Au moment de leur accession en Ligue Magnus, nombreux étaient ceux qui pestaient, estimant que Marseille n’avait pas sa place au regard de leurs résultats sportifs en D1. La promotion avait fait grincer des dents, et quand les Spartiates ont plutôt bien géré leur première saison, certains ont vite dégainé l’argument de la chance du débutant. Mais la campagne 2024-2025 a balayé ces doutes d’un revers de crosse : les Spartiates ont montré qu’ils n’étaient pas seulement des invités surprise, mais bel et bien un club capable de tenir sa place au plus haut niveau. Vingt victoires en saison régulière, un billet pour les playoffs décroché sans trembler, une élimination en six matchs face à Bordeaux où les Marseillais ont bataillé jusqu’au bout, et surtout un Palais Omnisports transformé en chaudron à chaque rencontre : les Spartiates ont confirmé qu’ils avaient les reins solides et que leur projet n’était pas bâti sur du sable.

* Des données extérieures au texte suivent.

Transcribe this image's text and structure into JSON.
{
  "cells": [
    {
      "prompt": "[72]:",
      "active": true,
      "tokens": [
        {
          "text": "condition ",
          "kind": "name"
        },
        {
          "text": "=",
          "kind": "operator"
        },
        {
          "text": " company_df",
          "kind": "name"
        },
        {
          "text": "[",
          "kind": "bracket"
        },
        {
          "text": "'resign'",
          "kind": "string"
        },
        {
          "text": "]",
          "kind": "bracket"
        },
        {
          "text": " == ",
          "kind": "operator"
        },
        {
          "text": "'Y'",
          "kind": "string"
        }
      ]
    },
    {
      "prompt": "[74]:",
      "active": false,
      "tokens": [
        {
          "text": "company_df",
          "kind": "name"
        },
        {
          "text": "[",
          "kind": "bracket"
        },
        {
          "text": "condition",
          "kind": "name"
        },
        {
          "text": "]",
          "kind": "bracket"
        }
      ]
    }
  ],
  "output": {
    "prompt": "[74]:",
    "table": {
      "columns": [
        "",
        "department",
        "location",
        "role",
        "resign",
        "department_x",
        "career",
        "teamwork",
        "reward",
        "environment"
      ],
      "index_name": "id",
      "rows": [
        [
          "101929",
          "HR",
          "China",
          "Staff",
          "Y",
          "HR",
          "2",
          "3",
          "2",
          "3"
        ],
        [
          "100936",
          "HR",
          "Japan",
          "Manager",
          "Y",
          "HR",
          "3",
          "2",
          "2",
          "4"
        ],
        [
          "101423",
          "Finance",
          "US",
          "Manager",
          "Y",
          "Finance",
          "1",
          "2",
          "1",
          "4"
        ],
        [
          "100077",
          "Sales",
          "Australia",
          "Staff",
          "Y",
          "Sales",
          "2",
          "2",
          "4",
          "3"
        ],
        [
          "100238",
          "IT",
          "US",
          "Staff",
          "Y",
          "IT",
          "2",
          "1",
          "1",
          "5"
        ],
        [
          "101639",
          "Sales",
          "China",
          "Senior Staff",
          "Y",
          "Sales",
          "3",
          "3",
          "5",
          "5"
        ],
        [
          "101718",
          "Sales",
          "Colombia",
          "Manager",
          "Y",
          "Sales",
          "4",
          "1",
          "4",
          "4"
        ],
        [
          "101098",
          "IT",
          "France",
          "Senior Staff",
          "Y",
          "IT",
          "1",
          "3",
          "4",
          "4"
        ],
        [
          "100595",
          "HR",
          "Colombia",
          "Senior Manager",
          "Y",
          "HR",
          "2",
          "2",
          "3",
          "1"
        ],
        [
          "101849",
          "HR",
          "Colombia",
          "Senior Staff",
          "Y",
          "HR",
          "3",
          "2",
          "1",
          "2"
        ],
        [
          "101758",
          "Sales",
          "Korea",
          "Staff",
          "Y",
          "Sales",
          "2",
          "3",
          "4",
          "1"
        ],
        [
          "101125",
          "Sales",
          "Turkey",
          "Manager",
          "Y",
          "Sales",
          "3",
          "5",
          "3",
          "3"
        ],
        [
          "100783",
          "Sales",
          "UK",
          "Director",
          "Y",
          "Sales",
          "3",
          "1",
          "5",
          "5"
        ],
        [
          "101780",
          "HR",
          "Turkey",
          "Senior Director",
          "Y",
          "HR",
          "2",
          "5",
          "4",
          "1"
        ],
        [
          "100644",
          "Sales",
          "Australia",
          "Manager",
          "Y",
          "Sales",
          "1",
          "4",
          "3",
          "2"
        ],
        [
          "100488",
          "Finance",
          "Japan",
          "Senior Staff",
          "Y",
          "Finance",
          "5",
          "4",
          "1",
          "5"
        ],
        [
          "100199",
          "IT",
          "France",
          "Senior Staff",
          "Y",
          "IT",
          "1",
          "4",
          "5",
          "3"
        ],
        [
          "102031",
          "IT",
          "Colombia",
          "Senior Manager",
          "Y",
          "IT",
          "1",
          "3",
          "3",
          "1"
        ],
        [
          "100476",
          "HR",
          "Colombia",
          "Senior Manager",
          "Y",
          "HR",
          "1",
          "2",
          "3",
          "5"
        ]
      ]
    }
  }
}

L’intersaison a pourtant ramené son lot de secousses, et pas des moindres. Le cas Markus Kojo en est l’exemple parfait : recruté pour être une pièce centrale de la défense phocéenne, le Finlandais n’a finalement disputé que deux petits matchs en début de saison avant de disparaître des radars. Son aventure marseillaise a tourné court et il évoluera désormais en Division 1, chez les Corsaires de Dunkerque. Autre départ marquant, celui de Morillon, dont l’énergie et la polyvalence avaient apporté un vrai plus : il portera désormais le maillot de Nice. Autour de ces mouvements, quelques ajustements contractuels ont également secoué le vestiaire, comme souvent dans un club encore en phase de stabilisation. Rien de dramatique, mais ces sorties rappellent que Marseille doit composer chaque été avec le marché, les ambitions individuelles et ses propres contraintes budgétaires.
Après avoir séduit par son intensité et son enthousiasme, l’équipe doit maintenant prouver qu’elle peut s’inscrire dans la durée sans perdre trop de plumes. Les supporters, eux, n’attendent qu’une chose : que la dynamique populaire et l’ambiance en fusion du POMGE trouvent leur prolongement sur la glace, pour éviter ce fameux “coup d’arrêt” que certains sceptiques annoncent depuis la montée.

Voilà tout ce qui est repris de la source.